Hull has a lot to offer, even if much of its light is hidden under a bushel, and one of the jewels in its crown is the magnificent thirteenth-century Anglican Minster nestled between Market Place and King Street in Trinity Square, boasting amongst other things some of the finest Medieval brickwork in the country, being the largest parish church in England, and the baptismal location of William Wilberforce, the first to say “Black Lives Matter,” over 250 years ago.
So, what better place to host another iconic institution, a glittering diamond in this country’s musical heritage, and currently headed by an alumnus of the greatest educational establishment in the region?
A typical Saturday afternoon was in full sway in Hull’s Old Town on 4th February as revelers started their evening’s drinking, shoppers were gradually filtering away, and youngsters taking part in a quest for Alice in Wonderland’s virtual treasure hunt lingered, finding the last of their clues. The Land of Green Ginger was host to the first stars of the silver screen, as Apple commenced filming “The Blitz,” and almost fittingly, elderly ladies and gents in regimental ties, proudly displaying service medal ribbons, together with a throng of other supporters and fans made their way to Hull Minster.
Strauss, King, Alford, Saint-Saens, Elgar, and Russell – a feast of musical entertainment awaited those lucky enough to have obtained tickets to see Captain Sam Hairsine lead the truly sensational Royal Marines’ Band Collingwood in a performance that stunned an audience of all ages and backgrounds.
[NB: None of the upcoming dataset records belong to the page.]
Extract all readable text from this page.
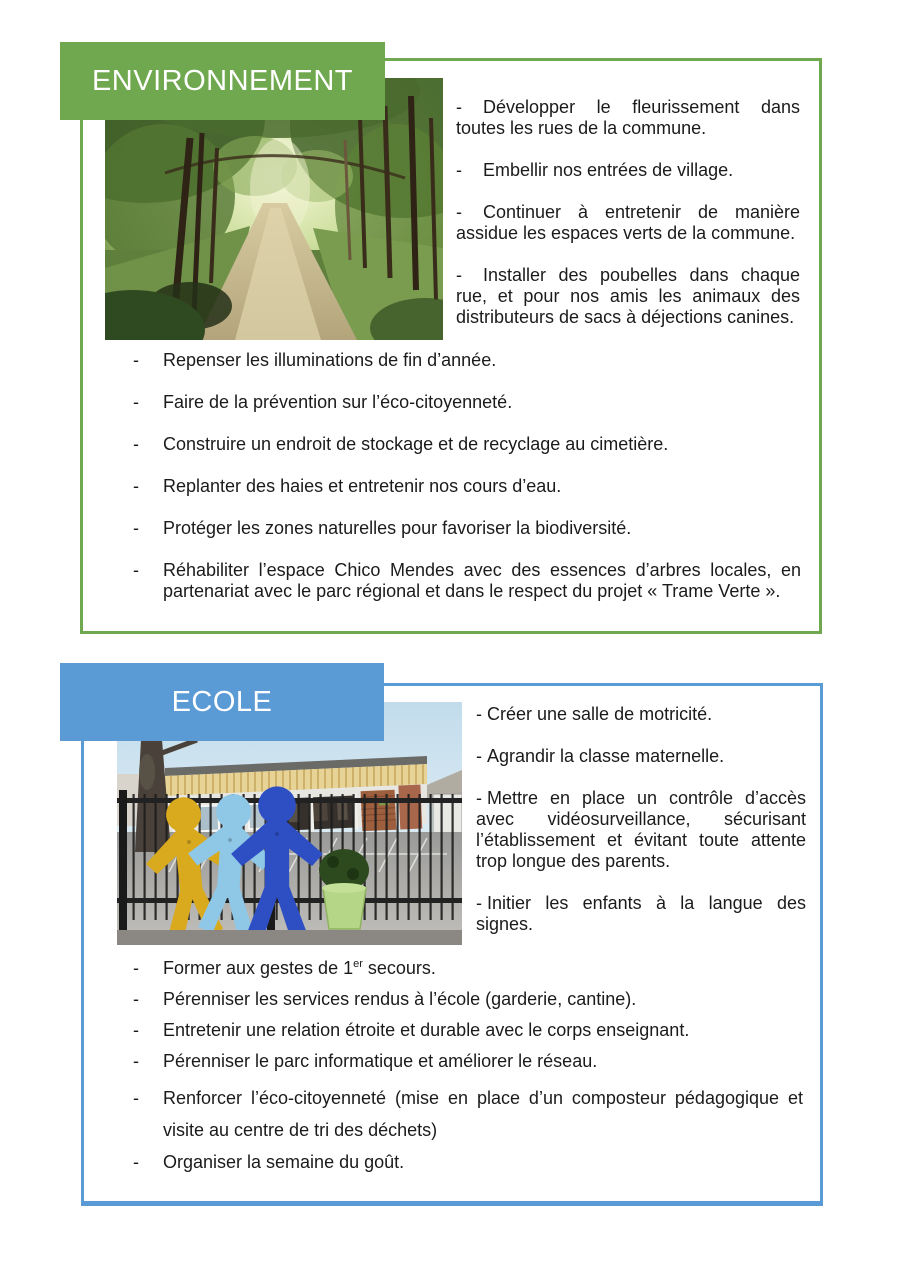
ENVIRONNEMENT

- Développer le fleurissement dans toutes les rues de la commune.

- Embellir nos entrées de village.

- Continuer à entretenir de manière assidue les espaces verts de la commune.

- Installer des poubelles dans chaque rue, et pour nos amis les animaux des distributeurs de sacs à déjections canines.

- Repenser les illuminations de fin d’année.
- Faire de la prévention sur l’éco-citoyenneté.
- Construire un endroit de stockage et de recyclage au cimetière.
- Replanter des haies et entretenir nos cours d’eau.
- Protéger les zones naturelles pour favoriser la biodiversité.
- Réhabiliter l’espace Chico Mendes avec des essences d’arbres locales, en partenariat avec le parc régional et dans le respect du projet « Trame Verte ».
ECOLE	- Créer une salle de motricité.

- Agrandir la classe maternelle.

- Mettre en place un contrôle d’accès avec vidéosurveillance, sécurisant l’établissement et évitant toute attente trop longue des parents.

- Initier les enfants à la langue des signes.

- Former aux gestes de 1er secours.
- Pérenniser les services rendus à l’école (garderie, cantine).
- Entretenir une relation étroite et durable avec le corps enseignant.
- Pérenniser le parc informatique et améliorer le réseau.
- Renforcer l’éco-citoyenneté (mise en place d’un composteur pédagogique et visite au centre de tri des déchets)
- Organiser la semaine du goût.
The Band had spent the day in Hull, visiting the Albemarle Music Centre and meeting local young musicians. Capt. Hairsine commented in his address to the audience how lucky Hull is to have such an establishment, offering a centre of musical education to local youngsters. As Capt. Hairsine noted, without musical education and the encouragement of natural talent, there would be no performances such as the one he was treating us all to that evening.
Royal Marines’ Band Collingwood at Albemarle Music Centre (Photo: Donna Clifford)
The evening’s programme opened with a rousing performance of Festmusik der Stadt Wein by Strauss before Capt. Hairsine – who appears not to have aged a bit since the late 90s in spite of tours of duty in Afghanistan among other more salubrious locations – spoke to the audience and gave us a little taster of the thrills that were to come.
And what thrills they were! I cannot put into words the emotions that coursed through the very being of every single person in that audience that afternoon. The clarinet solo was performed by Cpl. Sophie Perriam, in the Artie Shaw Clarinet Concerto, was mesmerisingly brilliant. I have never seen fingers move so quickly or heard such a magnificent tone from this single reed instrument of which I have never been too fond! Her fingers simply danced over the keys.
The dexterity and discipline of the Royal Marines’ Drum Corps were something to behold. The Royal Marines’ Band is the only military band to have its own drum corps, and while an intrinsic part of the overall band, they can perform totally autonomously. Watching the speed, and perfect synchronisation of their white-gloved hands is magnificent.
Drum Corps (Photos: Ellie Hardy)
Some reading this will recall Michael (Windy) Gale playing the organ in assemblies at school, and his incredible talent from such an early age, something that inspired me, and his performances of Widor’s Organ Toccata & Fugue were a common request among his admirers. It led to me being a firm admirer of ecclesiastical organ music and those who have the skill to harness the awesome power of the mighty pipes.
Saint-Saens’ Organ Symphony No 3 was performed during my time in the senior school orchestra, and I remember the nervous moment of the piccolo solo as the pitch means it can be heard above every other instrument. As darkness fell over the city of Hull on Saturday 4th February, and the illuminations of Hull Minster set the scene, the organ roared forth with seeming omnipotence and the notes penned by Saint-Saens transfixed those seated before the perfectly attired bandsmen and women of whom we should be so proud. I suspect WO2 Jamie Gunn gave those ivories a workout they have never previously experienced, and together with the precision of the other musicians, it was certainly a performance few will ever forget.
Royal Marines’ Band Collingwood, Hull Minster (Photo: Kirsty Chatterton)
The “Sunset Ceremony,” signals the end of the military day, and also the end of our truly splendid experience courtesy of the Royal Marines’ Band Collingwood. The Drum Corps returned to the front and delivered a haunting, and perfect performance, before the band closed with the very definition of England: Elgar, Boyce, and Russell. Turning to face the audience, Veterans, serving personnel, and tri-forces cadets were all on their feet, standing to attention as the retreat was called – the sound of the bugles sent a shiver up my spine, and seeing these proud men and women on their feet made me feel incredibly humbled. We owe them all our respect and pride.